“Shadow and Bone” book review


Yness Martinez

“Shadow and Bone” by Leigh Bardugo published in 2013

Yness Martinez, Staff Reporter

“Shadow and Bone” was published by Leigh Bardugo in 2013. The complex world she created, the ‘Grishaverse’ spans seven books, soon to be eight. With the highly anticipated release of the upcoming Netflix show adaptation, it only seemed right that I find out what all the fuss is about, starting with the first book.

Alina Starkov is a mapmaker in the army of Ravka, a country plagued by a dark land that divided their country called the Shadow Fold. On Alina’s first time crossing the Shadow Fold, she and her companions are attacked by the monsters that lie within. In an attempt to save her best friend’s life, she unknowingly releases her hidden power. Her power may be the key to destroying the Shadow Fold and reuniting Ravka once more. She is sent to train with others of her kind, called Grisha, where she learns to control her power. With mysterious powers at play, and the fate of Ravka in her hands, she struggles to hold up to expectations.
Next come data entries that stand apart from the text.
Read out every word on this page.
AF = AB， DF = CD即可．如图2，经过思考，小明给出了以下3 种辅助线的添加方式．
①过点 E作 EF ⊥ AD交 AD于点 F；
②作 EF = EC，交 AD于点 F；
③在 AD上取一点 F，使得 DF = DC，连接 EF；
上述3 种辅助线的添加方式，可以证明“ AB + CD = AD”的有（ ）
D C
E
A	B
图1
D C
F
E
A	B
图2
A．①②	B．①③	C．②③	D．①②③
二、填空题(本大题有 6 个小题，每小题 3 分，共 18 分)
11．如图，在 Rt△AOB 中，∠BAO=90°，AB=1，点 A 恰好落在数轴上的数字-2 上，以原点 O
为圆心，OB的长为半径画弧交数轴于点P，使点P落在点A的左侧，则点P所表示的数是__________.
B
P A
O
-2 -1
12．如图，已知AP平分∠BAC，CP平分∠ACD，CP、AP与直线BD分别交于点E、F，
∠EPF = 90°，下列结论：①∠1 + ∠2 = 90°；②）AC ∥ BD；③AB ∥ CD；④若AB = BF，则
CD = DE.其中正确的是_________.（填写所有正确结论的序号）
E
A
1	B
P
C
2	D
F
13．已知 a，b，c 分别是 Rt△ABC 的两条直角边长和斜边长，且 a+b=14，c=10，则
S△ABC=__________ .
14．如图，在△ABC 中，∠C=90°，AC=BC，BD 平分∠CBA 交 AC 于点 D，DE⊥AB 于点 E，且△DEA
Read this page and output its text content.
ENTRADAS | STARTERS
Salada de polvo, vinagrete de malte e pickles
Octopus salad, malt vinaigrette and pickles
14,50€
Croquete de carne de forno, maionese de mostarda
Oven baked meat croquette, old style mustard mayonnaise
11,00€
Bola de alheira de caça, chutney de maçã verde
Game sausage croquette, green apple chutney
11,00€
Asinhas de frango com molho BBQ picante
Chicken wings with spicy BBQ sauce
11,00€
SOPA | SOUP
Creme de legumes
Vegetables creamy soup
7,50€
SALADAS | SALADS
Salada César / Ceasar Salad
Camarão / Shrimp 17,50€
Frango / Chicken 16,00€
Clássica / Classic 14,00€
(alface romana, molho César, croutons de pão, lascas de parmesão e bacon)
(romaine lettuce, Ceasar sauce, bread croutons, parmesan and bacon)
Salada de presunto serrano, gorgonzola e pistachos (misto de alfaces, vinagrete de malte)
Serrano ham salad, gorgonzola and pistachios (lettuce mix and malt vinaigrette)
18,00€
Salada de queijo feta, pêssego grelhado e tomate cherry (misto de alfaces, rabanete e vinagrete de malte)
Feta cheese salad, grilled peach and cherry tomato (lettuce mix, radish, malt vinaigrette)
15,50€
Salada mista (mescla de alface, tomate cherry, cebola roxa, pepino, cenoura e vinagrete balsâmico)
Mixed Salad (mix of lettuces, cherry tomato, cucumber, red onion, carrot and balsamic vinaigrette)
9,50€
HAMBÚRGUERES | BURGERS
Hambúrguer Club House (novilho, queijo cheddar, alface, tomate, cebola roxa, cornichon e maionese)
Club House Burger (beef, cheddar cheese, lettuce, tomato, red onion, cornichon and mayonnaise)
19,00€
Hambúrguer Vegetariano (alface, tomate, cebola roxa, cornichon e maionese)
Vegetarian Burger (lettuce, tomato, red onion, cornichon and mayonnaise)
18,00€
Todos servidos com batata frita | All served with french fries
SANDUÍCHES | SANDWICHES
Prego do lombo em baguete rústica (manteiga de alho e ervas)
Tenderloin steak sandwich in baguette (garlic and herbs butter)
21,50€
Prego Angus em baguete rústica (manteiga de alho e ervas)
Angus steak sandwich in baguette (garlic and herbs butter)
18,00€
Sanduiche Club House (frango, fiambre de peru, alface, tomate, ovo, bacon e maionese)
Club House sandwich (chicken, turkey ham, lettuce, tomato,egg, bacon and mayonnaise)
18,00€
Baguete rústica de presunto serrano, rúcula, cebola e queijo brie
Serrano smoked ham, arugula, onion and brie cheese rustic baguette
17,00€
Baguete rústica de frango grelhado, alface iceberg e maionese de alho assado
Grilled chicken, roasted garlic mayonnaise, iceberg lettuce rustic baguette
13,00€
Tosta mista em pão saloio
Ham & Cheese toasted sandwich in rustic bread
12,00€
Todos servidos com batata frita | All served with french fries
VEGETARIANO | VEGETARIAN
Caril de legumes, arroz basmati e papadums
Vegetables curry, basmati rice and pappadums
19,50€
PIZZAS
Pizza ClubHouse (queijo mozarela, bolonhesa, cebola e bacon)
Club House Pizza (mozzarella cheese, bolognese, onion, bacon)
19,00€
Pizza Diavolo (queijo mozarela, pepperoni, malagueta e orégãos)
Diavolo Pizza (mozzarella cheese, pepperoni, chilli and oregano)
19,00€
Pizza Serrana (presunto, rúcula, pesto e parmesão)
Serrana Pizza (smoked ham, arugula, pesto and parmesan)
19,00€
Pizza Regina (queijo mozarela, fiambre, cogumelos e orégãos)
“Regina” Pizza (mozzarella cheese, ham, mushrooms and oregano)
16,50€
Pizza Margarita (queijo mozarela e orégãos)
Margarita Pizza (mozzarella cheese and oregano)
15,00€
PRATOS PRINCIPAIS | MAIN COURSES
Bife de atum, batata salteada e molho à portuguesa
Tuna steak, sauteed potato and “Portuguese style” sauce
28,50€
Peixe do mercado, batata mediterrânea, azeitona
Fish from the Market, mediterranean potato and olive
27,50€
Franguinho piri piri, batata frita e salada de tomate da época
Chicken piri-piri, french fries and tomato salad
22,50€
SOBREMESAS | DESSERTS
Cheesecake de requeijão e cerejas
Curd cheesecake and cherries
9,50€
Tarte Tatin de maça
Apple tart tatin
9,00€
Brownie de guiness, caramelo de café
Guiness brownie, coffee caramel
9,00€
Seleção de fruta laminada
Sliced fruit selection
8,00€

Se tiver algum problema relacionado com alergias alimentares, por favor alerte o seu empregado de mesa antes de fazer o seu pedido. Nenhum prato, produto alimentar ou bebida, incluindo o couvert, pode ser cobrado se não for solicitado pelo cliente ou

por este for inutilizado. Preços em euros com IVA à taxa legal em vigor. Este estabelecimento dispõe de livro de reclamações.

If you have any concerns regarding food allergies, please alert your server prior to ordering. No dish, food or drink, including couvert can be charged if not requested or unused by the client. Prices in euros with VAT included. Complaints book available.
Alina must uncover the true motives of the people around her, and the truth she’s tried for so long to hide from herself.

Like any fantasy novel, there are usually three to six chapters of world building. Here, the author sets the stage for how they want you to imagine the characters, the surroundings, and the community it takes place in. Typically, world building is the most boring, and least captivating part of the book. Not here.

From the second page  it was easy to tell this was different from any fantasy I’ve read, starting by the culture it’s based on, being Russian. Yes, the beautiful onion domes, the names of the cities and towns, the caste-like society, all the way down to their traditional clothes. It was incredibly alluring as a reader, and an immensely fun world to step into. The world is so intricate and different from any of the usual eurocentric worlds. This is, perhaps, the main selling point of the book. 

As far as character development goes it was mediocre. Upon opening the book it was easy to spot the villain, the infamous Darkling. Upon getting to know this character he wasn’t all that bad. Maybe a little narcissistic and mysterious, but he seemed to have good intentions despite his reputation. His development surprised me the most by going in a completely different direction; in all honesty it was disappointing. 

However, the pros more than outweigh the cons. The Russian culture represented was so entrancing I spent hours looking at the inspirations Bardugo shared online. Not to mention the slim 350 pages it spans, making it a quick read in my standards. With the excitement for the upcoming film growing, it’ll be interesting to see if the world translates well to screen.